Kamran Shokrisalari

Personal information
- Born: 21 September 1991 (age 34) Andimeshk, Iran
- Height: 167 cm (66 in)

Sport
- Country: Iran
- Sport: Athletics
- Disability class: F42
- Event: javelin throw
- Club: Takhti: Khorramabad
- Coached by: Mostafa Bahram

Medal record
Track and field
Representing Iran
Paralympic Games
| Silver medal – second place | 2012 London | Javelin F42 |
Asian Para Games
| Gold medal – first place | 2010 Guangzhou | Javelin F42 |

= Kamran Shokrisalari =

Iranian Paralympic athlete

Kamran Shokrisalari (born 21 September 1991) is a Paralympian athlete from Iran competing mainly in F42 classification throwing events.

==Athletics history==
Shokrisalari represented Iran at the 2012 Summer Paralympics in London, where he entered the F42 javelin throw event.
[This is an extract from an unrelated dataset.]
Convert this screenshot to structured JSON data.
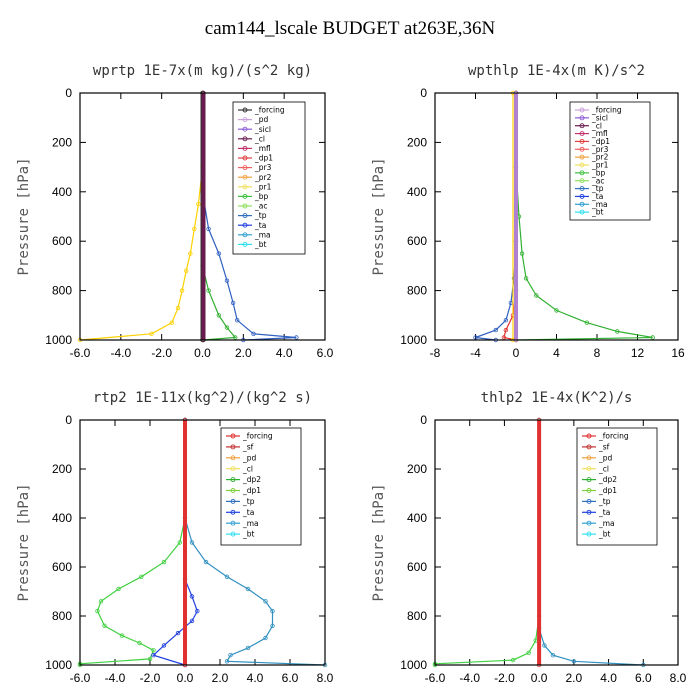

In the javelin, Shokrisalari second round throw of 52.06 metres was a personal best, and this placed him in first place for much of the competition; only for him to see lead snatched by a new world record by China's Fu Yanlong in his final throw. Shokrisalari took silver, his first Paralympic medal.

==Personal history==
Shokrisalari was born in Andimeshk, Iran.